María, merci beaucoup de m’accorder cet entretien pour le site français « Résonances lyriques ». Ma toute première question sera la suivante : avez-vous eu des mentors ou des enseignants qui vous ont inspirée ?
Oui, bien sûr, je dirais que dès que j’ai commencé le violon, il y a eu des gens qui m’ont inspirée. Oïstrakh ou Jascha Heifetz, par exemple, qui étaient mes premiers modèles. Et puis, au cours de ma carrière, j’ai rencontré des enseignants, des chefs d’orchestre, des orchestres. Je pense que tout le monde m’apporte quelque chose. Je suis une personne très ouverte à tout ce que l’on peut apprendre. Et dernièrement, bien sûr, mon professeur à Vienne, Boris Kuschnir, a été déterminant dans ma sonorité et dans ma recherche d’une manière de jouer très personnelle.
Si le violon était un personnage de roman, quel serait-il ? Et comment le décririez-vous ?
Je dirais que la première fois que j’ai entendu cet instrument, j’ai eu l’impression qu’il avait de nombreux visages différents. Comme des gens avec beaucoup de facettes ; d’un côté il peut être très chaleureux, très doux et très tendre, mais de l’autre, il peut aussi être très sauvage. Donc je dirais quelqu’un avec beaucoup de tempérament !
Je sais que vous êtes également compositrice. Si vous deviez composer une œuvre pour violon qui représente le mieux votre jeune vie, quel serait le titre de cette pièce ?
Eh bien, le titre, ce serait difficile à choisir, je pense, car bien sûr les pièces que j’ai écrites dépendent de leur contenu, donc le titre vient normalement en dernier. Mais oui, je dirais « très personnel et très unique », ce serait peut-être le titre. Je sens que chaque modeste expérience que j’ai eue m’a apporté quelque chose et m’a fait devenir la personne que je suis maintenant.

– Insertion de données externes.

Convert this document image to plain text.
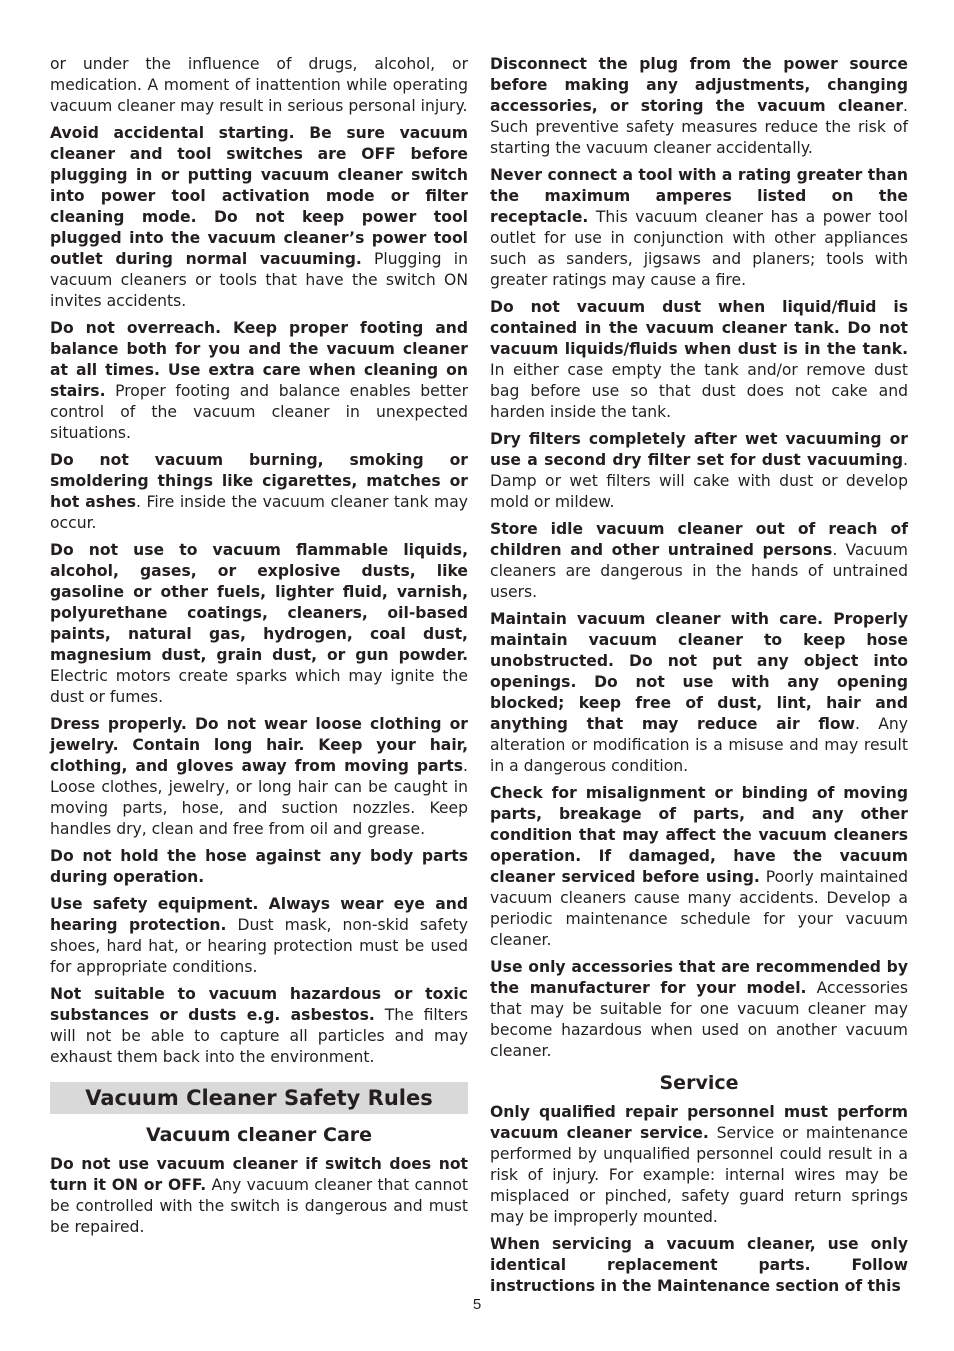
or under the influence of drugs, alcohol, or medication. A moment of inattention while operating vacuum cleaner may result in serious personal injury.

Avoid accidental starting. Be sure vacuum cleaner and tool switches are OFF before plugging in or putting vacuum cleaner switch into power tool activation mode or filter cleaning mode. Do not keep power tool plugged into the vacuum cleaner’s power tool outlet during normal vacuuming. Plugging in vacuum cleaners or tools that have the switch ON invites accidents.

Do not overreach. Keep proper footing and balance both for you and the vacuum cleaner at all times. Use extra care when cleaning on stairs. Proper footing and balance enables better control of the vacuum cleaner in unexpected situations.

Do not vacuum burning, smoking or smoldering things like cigarettes, matches or hot ashes. Fire inside the vacuum cleaner tank may occur.

Do not use to vacuum flammable liquids, alcohol, gases, or explosive dusts, like gasoline or other fuels, lighter fluid, varnish, polyurethane coatings, cleaners, oil-based paints, natural gas, hydrogen, coal dust, magnesium dust, grain dust, or gun powder. Electric motors create sparks which may ignite the dust or fumes.

Dress properly. Do not wear loose clothing or jewelry. Contain long hair. Keep your hair, clothing, and gloves away from moving parts. Loose clothes, jewelry, or long hair can be caught in moving parts, hose, and suction nozzles. Keep handles dry, clean and free from oil and grease.

Do not hold the hose against any body parts during operation.

Use safety equipment. Always wear eye and hearing protection. Dust mask, non-skid safety shoes, hard hat, or hearing protection must be used for appropriate conditions.

Not suitable to vacuum hazardous or toxic substances or dusts e.g. asbestos. The filters will not be able to capture all particles and may exhaust them back into the environment.

Vacuum Cleaner Safety Rules
Vacuum cleaner Care

Do not use vacuum cleaner if switch does not turn it ON or OFF. Any vacuum cleaner that cannot be controlled with the switch is dangerous and must be repaired.

Disconnect the plug from the power source before making any adjustments, changing accessories, or storing the vacuum cleaner. Such preventive safety measures reduce the risk of starting the vacuum cleaner accidentally.

Never connect a tool with a rating greater than the maximum amperes listed on the receptacle. This vacuum cleaner has a power tool outlet for use in conjunction with other appliances such as sanders, jigsaws and planers; tools with greater ratings may cause a fire.

Do not vacuum dust when liquid/fluid is contained in the vacuum cleaner tank. Do not vacuum liquids/fluids when dust is in the tank. In either case empty the tank and/or remove dust bag before use so that dust does not cake and harden inside the tank.

Dry filters completely after wet vacuuming or use a second dry filter set for dust vacuuming. Damp or wet filters will cake with dust or develop mold or mildew.

Store idle vacuum cleaner out of reach of children and other untrained persons. Vacuum cleaners are dangerous in the hands of untrained users.

Maintain vacuum cleaner with care. Properly maintain vacuum cleaner to keep hose unobstructed. Do not put any object into openings. Do not use with any opening blocked; keep free of dust, lint, hair and anything that may reduce air flow. Any alteration or modification is a misuse and may result in a dangerous condition.

Check for misalignment or binding of moving parts, breakage of parts, and any other condition that may affect the vacuum cleaners operation. If damaged, have the vacuum cleaner serviced before using. Poorly maintained vacuum cleaners cause many accidents. Develop a periodic maintenance schedule for your vacuum cleaner.

Use only accessories that are recommended by the manufacturer for your model. Accessories that may be suitable for one vacuum cleaner may become hazardous when used on another vacuum cleaner.

Service

Only qualified repair personnel must perform vacuum cleaner service. Service or maintenance performed by unqualified personnel could result in a risk of injury. For example: internal wires may be misplaced or pinched, safety guard return springs may be improperly mounted.

When servicing a vacuum cleaner, use only identical replacement parts. Follow instructions in the Maintenance section of this

5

Et si vous pouviez partager la scène avec un musicien, vivant ou décédé, qui choisiriez-vous et pourquoi ?
Eh bien, j’aurais adoré rencontrer Maria Callas, bien sûr. Cela aurait été très inspirant. Mais il y a aussi beaucoup de jeunes chefs et des chefs d’orchestre encore vivants avec qui j’aimerais jouer. J’ai eu l’immense plaisir de jouer sous la direction d’Herbert Blomstedt il y a quelques mois, ce fut comme un rêve devenu réalité.
Une légende, n’est-ce pas ?
Une légende, c’est certain !
Et quel est votre plus grand défi pour les prochaines années ? Je veux dire, le répertoire ou ce que vous voulez choisir ? Ce sera ma dernière question.
D’accord. J’ai très envie d’interpréter en public des œuvres qui n’ont pas encore été très jouées, comme celles qui se trouvent dans mon dernier album. Il y a donc des pièces qui ne sont pas aussi connues, mais je pense que c’est très important pour le public et aussi pour les orchestres d’avoir un répertoire différent qui est peu joué. Par exemple, je jouerai le Concerto pour violon de Halvorsen dans quelques mois, qui est un petit bijou méconnu de la musique. C’est un très beau concerto. Et aussi de la musique moderne comme le Concerto pour violon écrit pour moi par Gabriela Ortiz. Donc, je vais essayer de les proposer au public autant que je le peux. Et puis, mon défi serait de juste rendre les gens heureux avec ma musique. Tel serait mon principal objectif, je dirais.
María, merci beaucoup : je pense que votre objectif est totalement atteint avec le concert que nous avons eu le plaisir d’entendre avec vous ce soir1 ! Merci.
Philippe Rosset
8 septembre 2023
María Dueñas joue sur des instruments de Nicolò Gagliano de 1734 et de Guarneri del Gesù « Muntz » de 1736, tous deux prêtés par la Deutsche Stiftung Musikleben et la Nippon Music Foundation, respectivement. De plus, en tant que gagnante du Concours Menuhin 2021, Jonathan Moulds lui prête un Stradivarius de sa collection privée.